Quickly, she summons the supernatural herself, calling upon the spirits to unsex her and fill her full of "direst cruelty" (1.5.33). In other words, Lady Macbeth wishes to become less of a woman and more like a man since violence is associated with men as warriors. Also, she asks the deadly spirits to remove from her any womanly feelings of pity and compassion, exchanging her "milk" of kindness for the "gall" of bitterness and cruelty so that she will have no misgivings about her deadly and savage intentions. Further, she beckons night to fall in order to cloak the knife in darkness so that no one will be alerted to the murderous act and cry out: 

                               ....Come, thick night,
And pall thee in the dunnest smoke of hell,
That my keen knife see not the wound it makes,
Nor heaven peep through the blanket of the dark
To cry “Hold, hold!” (1.5.40-44)
It is with great excitement that Lady Macbeth then exclaims "Great Glamis! Worthy Cawdor!" as she anticipates the greatness that will come to Macbeth as king of Scotland. Her unconscionable eagerness to commit regicide added to her cold and cruel and even unnatural designs suggest that Lady Macbeth is unnaturally brutal and sinister.
Therefore, when Macbeth arrives she quickly instructs him to deceive his guests and arrange things for her management. Macbeth tells her that they can talk later; his wife reminds him to not arouse suspicion.
However, Macbeth finds it hard to dissemble, and he leaves the banquet table to mull over in his mind the magnitude of murdering a king--certainly a grievous offense against the Chain of Being in the minds of all Elizabethans--the worst act of pride that a man can commit. His internal conflict is further aggravated because Duncan is a beloved king, he is a guest in Macbeth's castle, and he is even related to Macbeth. But, at the end of his famous soliloquy of Scene 7, Macbeth admits that his "vaulting ambition" has brought him to the point where he considers murder.
 
After the guests have retired, Lady Macbeth talks with her husband who now has misgivings about killing Duncan, saying the king has just honored him and he wishes to revel in these honors for a time.
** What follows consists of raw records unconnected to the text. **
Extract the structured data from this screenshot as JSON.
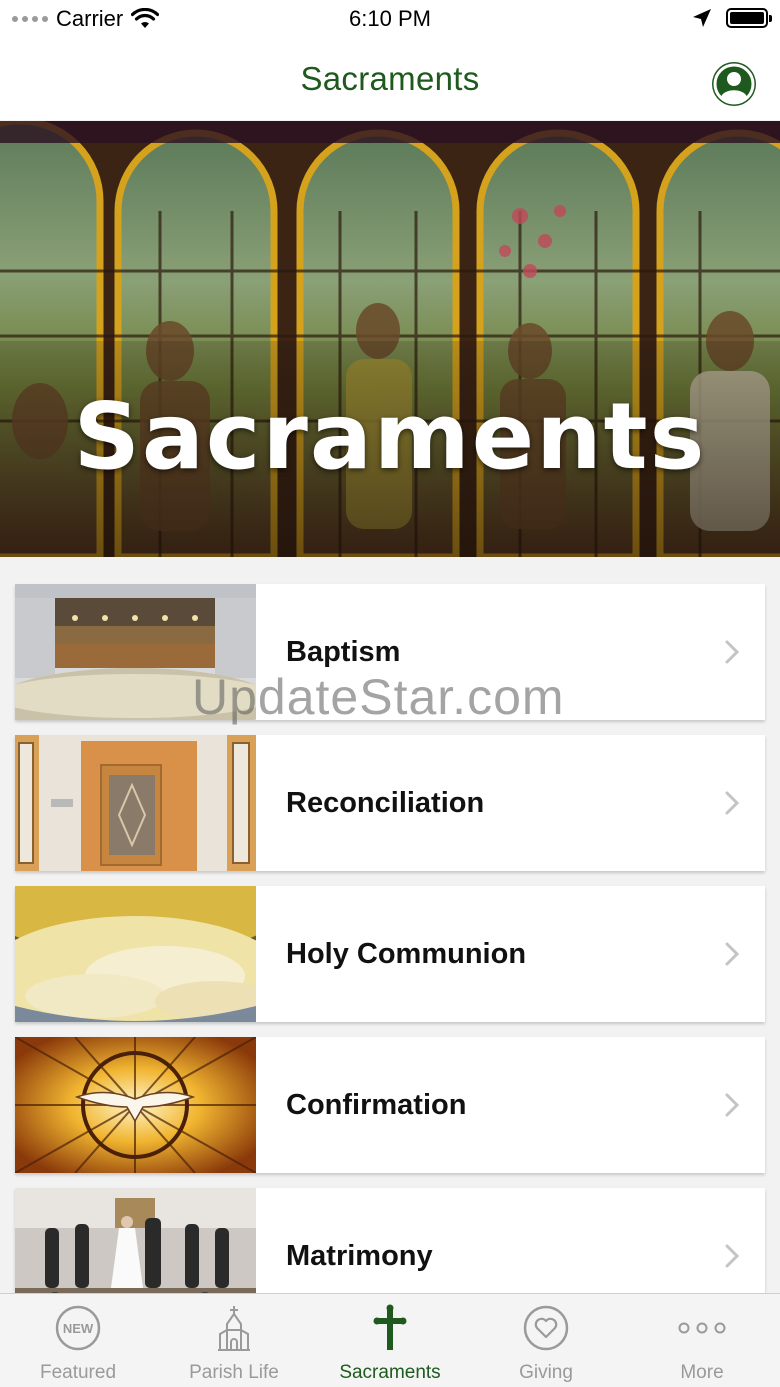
{
  "status_bar": {
    "carrier": "Carrier",
    "time": "6:10 PM"
  },
  "nav": {
    "title": "Sacraments"
  },
  "hero": {
    "title": "Sacraments"
  },
  "watermark": "UpdateStar.com",
  "sacraments": [
    {
      "label": "Baptism"
    },
    {
      "label": "Reconciliation"
    },
    {
      "label": "Holy Communion"
    },
    {
      "label": "Confirmation"
    },
    {
      "label": "Matrimony"
    }
  ],
  "tabs": [
    {
      "label": "Featured",
      "icon": "new-badge-icon",
      "badge": "NEW"
    },
    {
      "label": "Parish Life",
      "icon": "church-icon"
    },
    {
      "label": "Sacraments",
      "icon": "cross-icon",
      "active": true
    },
    {
      "label": "Giving",
      "icon": "heart-icon"
    },
    {
      "label": "More",
      "icon": "more-dots-icon"
    }
  ],
  "colors": {
    "accent": "#1e5a1e",
    "inactive": "#9a9a9a"
  }
}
Angered, she asks him why, then, he has even revealed the predictions of the witches to her; further, she accuses him of cowardice, challenging his manhood for his weakness of resolve. Then, she tells Macbeth if he will hold onto his courage, she will distract his chamberlains and provide them with enough wine to make them drunk so that they will pass out and not remember when they have gone to sleep, nor what may have occurred in the night. In this way, she and Macbeth can place all the blame upon the chamberlains, whose role is to sleep outside the door of King Duncan.
So impressed with Lady Macbeth's sang froid is Macbeth that he says, 

Bring forth men-children only,
For thy undaunted mettle should compose
Nothing but males. (1.7.72-74)
 
After the murder, Lady Macbeth says that she and her husband can feign deep grief and "clamor" so much that no one will suspect them. Macbeth is convinced and vows to act.